Given a dataframe of phenotypes associated with PLANT_IDs, this function is a wrapper around bigsnpr functions to conduct linear or logistic regression on Panicum virgatum. The main advantages of this function over just using the bigsnpr functions is that it automatically removes individual genotypes with missing phenotypic data, that it converts switchgrass chromosome names to the format bigsnpr requires, and that it can run GWAS on multiple phenotypes sequentially.

pvdiv_gwas(
  df,
  type = c("linear", "logistic"),
  snp,
  covar = NA,
  ncores = 1,
  npcs = 10,
  saveoutput = FALSE
)

Arguments

df

Dataframe of phenotypes where the first column is PLANT_ID.

type

Character string. Type of univarate regression to run for GWAS. Options are "linear" or "logistic".

snp

Genomic information to include for Panicum virgatum.

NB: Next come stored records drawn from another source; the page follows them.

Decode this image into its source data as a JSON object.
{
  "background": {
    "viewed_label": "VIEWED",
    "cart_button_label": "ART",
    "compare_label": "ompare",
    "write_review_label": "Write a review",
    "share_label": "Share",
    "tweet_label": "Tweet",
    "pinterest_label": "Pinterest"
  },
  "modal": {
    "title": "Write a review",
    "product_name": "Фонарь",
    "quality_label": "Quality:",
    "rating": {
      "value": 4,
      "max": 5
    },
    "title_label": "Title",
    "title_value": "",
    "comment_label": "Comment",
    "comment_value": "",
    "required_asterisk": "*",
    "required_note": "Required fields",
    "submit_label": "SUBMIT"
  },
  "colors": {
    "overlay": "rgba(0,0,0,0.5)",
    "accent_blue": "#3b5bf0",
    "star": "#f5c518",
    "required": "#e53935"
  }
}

SNP data is available at doi:10.18738/T8/ET9UAU#'

covar

Optional covariance matrix to include in the regression. You can generate these using bigsnpr::snp_autoSVD().

ncores

Number of cores to use. Default is one.

npcs

Number of principle components to use. Default is 10.

saveoutput

Logical. Should output be saved as a rds to the working directory?

Value

The gwas results for the last phenotype in the dataframe. That phenotype, as well as the remaining phenotypes, are saved as RDS objects in the working directory.